Molecular Resolution in Optical Nanoscopy by Breaking the Information Barrier
Super-resolution microscopy methods such as STED and PALM/STORM have revolutionized far-field optical fluorescence microscopy by going beyond the diffraction limit of light and offering potentially unlimited resolution. In practice, however, the resolution of an image is limited by the finite photon budget of fluorescent probes, while their finite emission rate imposes a spatio-temporal trade-off in tracking applications.
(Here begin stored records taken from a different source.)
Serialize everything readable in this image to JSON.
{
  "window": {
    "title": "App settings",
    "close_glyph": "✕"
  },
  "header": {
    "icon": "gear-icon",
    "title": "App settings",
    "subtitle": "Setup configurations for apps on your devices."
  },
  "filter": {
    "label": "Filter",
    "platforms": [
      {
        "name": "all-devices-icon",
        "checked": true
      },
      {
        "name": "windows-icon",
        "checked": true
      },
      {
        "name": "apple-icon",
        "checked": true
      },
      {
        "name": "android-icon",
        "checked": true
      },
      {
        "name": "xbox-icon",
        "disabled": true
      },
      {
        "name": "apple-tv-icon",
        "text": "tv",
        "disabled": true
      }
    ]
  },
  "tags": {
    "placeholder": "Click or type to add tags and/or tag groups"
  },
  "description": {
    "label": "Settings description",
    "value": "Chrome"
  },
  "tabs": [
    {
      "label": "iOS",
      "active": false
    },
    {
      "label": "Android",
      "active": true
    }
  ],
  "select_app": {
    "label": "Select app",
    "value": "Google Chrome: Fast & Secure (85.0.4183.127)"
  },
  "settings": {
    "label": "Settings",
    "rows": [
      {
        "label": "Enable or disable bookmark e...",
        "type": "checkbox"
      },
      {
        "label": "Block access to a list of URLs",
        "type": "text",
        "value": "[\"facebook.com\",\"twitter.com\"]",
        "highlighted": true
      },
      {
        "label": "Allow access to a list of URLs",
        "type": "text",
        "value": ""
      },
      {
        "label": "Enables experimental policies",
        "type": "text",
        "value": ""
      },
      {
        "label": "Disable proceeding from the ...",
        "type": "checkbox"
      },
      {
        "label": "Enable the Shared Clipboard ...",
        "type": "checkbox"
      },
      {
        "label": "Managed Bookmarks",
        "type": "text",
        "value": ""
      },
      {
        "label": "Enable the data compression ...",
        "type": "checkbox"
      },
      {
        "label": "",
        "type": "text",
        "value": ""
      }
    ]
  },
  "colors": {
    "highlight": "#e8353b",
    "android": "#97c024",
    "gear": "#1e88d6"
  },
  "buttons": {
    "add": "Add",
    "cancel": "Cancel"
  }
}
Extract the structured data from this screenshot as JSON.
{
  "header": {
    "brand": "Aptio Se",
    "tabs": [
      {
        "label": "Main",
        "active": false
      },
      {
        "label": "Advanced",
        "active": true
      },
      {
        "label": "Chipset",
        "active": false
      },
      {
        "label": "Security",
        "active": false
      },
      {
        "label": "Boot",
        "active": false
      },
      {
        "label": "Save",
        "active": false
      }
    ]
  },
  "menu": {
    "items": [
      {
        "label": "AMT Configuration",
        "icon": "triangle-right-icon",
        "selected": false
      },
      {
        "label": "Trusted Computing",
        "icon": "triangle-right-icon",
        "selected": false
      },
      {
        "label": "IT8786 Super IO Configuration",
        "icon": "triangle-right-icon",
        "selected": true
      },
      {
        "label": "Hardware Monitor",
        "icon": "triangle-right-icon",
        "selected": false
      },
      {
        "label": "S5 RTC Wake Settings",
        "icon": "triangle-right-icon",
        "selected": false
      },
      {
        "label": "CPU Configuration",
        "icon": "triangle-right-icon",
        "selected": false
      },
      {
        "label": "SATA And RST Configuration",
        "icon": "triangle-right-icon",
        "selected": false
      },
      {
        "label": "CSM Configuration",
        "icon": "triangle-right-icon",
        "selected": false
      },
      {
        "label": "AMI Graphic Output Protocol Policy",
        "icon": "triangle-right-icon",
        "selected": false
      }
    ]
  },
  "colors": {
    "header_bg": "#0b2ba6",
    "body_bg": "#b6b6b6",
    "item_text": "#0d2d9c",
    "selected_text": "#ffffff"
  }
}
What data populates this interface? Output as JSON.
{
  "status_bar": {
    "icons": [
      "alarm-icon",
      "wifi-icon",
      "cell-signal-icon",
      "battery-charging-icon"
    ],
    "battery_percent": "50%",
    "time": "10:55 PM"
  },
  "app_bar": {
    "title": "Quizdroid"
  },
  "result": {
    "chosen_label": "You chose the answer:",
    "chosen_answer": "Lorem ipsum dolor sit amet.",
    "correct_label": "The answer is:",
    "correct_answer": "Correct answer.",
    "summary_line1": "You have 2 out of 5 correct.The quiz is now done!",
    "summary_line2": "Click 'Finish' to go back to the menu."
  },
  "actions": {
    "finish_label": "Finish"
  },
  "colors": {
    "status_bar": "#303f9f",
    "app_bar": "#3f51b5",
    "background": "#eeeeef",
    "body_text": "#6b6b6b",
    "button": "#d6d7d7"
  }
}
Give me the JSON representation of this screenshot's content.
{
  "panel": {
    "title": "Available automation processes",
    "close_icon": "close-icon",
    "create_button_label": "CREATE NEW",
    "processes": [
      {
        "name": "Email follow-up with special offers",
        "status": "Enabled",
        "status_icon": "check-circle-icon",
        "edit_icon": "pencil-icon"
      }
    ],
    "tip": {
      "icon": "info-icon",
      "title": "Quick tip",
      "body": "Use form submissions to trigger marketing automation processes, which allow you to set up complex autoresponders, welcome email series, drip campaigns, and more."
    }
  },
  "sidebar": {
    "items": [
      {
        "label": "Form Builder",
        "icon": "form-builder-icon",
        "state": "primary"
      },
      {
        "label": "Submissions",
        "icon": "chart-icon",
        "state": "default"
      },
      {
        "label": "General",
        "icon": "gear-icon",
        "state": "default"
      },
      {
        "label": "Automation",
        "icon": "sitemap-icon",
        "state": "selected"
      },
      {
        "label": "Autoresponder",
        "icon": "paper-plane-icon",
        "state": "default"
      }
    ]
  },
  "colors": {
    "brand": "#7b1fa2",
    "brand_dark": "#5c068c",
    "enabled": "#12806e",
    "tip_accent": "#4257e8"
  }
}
By synergistically combining the strengths of both super-resolution families, the recently introduced MINFLUX concept tackles these limitations by rendering each emitted photon more informative. MINFLUX localizes an emitter by repeatedly probing its location with an excitation beam that features a zero of intensity. The emitter position is obtained from the knowledge of the beam shape and the number of photons collected at each location of the beam. When compared to conventional centroid-localization techniques, it is possible to reach a given precision by using fewer photons, or conversely, have an improved precision for the same photon budget.
In this seminar, I will present the foundations of super resolution optical microscopy and build up towards how MINFLUX works. I will discuss published results in nanoscopy (~1 nm resolution) and single molecule tracking and show recent extensions of the technique for multicolor three-dimensional operation within large fields of view for fixed and living cells.